Por otra parte, ha incido en la importancia que cumplen los riñones en el cuerpo humano y en el proceso de envejecimiento y deterioro general de las personas. “El riñón es uno de los órganos más complejos por las diferentes funciones que tiene, con más de 30 tipos celulares. Sus células, junto a las del cerebro, son las más importantes para el control del envejecimiento en nuestro organismo, y por ello es especialmente relevante que sigamos avanzando en frenar las enfermedades que lo atacan. Teniendo en cuenta además que el envejecimiento es el principal factor de riesgo de cualquier enfermedad en general, por lo que retrasar el envejecimiento ayudaría a retrasar la aparición de muchas enfermedades”, ha explicado. “Es un órgano tan complejo que los investigadores le estamos descubriendo funciones nuevas, y en este caso, una función tan importante como la regulación del envejecimiento, de la que sabemos poco aún”.
En este sentido ha señalado que el 70% de nuestros genes está marcado por el ritmo circadiano (del sol), y que ese ritmo es diferente en las células envejecidas, por lo que el reto es actuar mediante la reprogramación celular para modificarlo y así retrasar el envejecimiento.

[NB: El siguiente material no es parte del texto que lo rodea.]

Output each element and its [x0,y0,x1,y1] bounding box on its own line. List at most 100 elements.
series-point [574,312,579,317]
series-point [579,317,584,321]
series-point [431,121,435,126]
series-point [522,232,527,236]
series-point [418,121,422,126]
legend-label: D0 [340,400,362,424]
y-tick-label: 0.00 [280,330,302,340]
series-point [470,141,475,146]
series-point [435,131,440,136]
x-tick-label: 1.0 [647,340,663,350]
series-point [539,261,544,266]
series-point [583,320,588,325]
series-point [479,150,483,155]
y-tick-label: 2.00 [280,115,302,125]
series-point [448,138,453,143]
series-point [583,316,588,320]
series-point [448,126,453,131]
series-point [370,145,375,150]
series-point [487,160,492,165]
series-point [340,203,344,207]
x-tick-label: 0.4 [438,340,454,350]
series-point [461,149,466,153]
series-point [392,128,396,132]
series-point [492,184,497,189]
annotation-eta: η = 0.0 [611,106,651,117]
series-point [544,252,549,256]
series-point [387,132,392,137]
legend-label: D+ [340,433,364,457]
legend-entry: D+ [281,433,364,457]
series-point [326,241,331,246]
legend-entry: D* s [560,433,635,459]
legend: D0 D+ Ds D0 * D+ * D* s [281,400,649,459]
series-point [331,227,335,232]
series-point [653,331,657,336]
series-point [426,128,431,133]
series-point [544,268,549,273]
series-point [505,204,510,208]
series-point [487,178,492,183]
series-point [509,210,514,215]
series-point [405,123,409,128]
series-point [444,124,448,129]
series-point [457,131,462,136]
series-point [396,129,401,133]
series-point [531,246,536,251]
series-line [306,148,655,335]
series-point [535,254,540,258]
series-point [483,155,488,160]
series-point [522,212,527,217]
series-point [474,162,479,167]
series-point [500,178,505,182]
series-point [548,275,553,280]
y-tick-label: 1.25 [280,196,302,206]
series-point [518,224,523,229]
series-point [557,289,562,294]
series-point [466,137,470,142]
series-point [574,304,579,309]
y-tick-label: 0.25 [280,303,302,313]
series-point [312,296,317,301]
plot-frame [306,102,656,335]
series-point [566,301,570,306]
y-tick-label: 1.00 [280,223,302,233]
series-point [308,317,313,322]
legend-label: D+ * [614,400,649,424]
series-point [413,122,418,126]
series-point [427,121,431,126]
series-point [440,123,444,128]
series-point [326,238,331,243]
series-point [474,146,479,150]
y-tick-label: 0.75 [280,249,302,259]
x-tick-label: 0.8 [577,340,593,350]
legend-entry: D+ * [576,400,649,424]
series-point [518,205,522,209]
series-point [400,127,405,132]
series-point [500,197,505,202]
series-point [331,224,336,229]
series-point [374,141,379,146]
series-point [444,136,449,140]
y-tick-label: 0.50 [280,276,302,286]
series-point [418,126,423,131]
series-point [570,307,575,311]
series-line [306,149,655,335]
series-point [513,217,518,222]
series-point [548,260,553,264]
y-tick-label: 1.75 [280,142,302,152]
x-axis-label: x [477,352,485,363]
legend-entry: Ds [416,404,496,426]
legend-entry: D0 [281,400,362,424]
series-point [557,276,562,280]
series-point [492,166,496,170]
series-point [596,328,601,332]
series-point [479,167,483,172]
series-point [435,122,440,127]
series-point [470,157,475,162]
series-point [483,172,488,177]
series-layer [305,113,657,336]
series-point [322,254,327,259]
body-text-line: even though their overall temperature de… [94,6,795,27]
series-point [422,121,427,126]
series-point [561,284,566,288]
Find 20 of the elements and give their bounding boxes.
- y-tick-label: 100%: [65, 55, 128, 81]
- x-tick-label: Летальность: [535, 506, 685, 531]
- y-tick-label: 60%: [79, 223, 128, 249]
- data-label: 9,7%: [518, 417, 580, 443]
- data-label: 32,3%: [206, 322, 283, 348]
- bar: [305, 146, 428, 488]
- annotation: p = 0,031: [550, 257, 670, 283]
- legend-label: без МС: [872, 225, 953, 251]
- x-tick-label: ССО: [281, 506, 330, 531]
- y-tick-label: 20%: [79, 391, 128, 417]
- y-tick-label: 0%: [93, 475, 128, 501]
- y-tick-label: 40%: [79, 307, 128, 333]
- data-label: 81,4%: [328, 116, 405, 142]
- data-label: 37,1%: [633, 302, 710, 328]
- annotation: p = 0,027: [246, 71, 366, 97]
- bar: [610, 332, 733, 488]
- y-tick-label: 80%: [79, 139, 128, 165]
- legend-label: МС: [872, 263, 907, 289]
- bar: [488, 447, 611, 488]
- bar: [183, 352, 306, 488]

Juan Carlos Izpisúa ha desvelado que ya “hemos logrado reprogramar células del riñón en ratones que nos han dicho que envejecen más tarde”, pero ha aclarado que son resultados iniciales y todavía queda mucho camino por delante para su aplicación en humanos. “Hay que tener esperanza en el futuro y ser optimista, pero también realista, y nos queda mucho por hacer”. Para avanzar en ello, ha pedido una mayor colaboración y diálogo entre los profesionales de la investigación y el ámbito médico, de manera que “el puente entre la investigación básica y la aplicada y clínica sea mucho más cercano, y entre todos dispongamos de la información necesaria para seguir progresando”.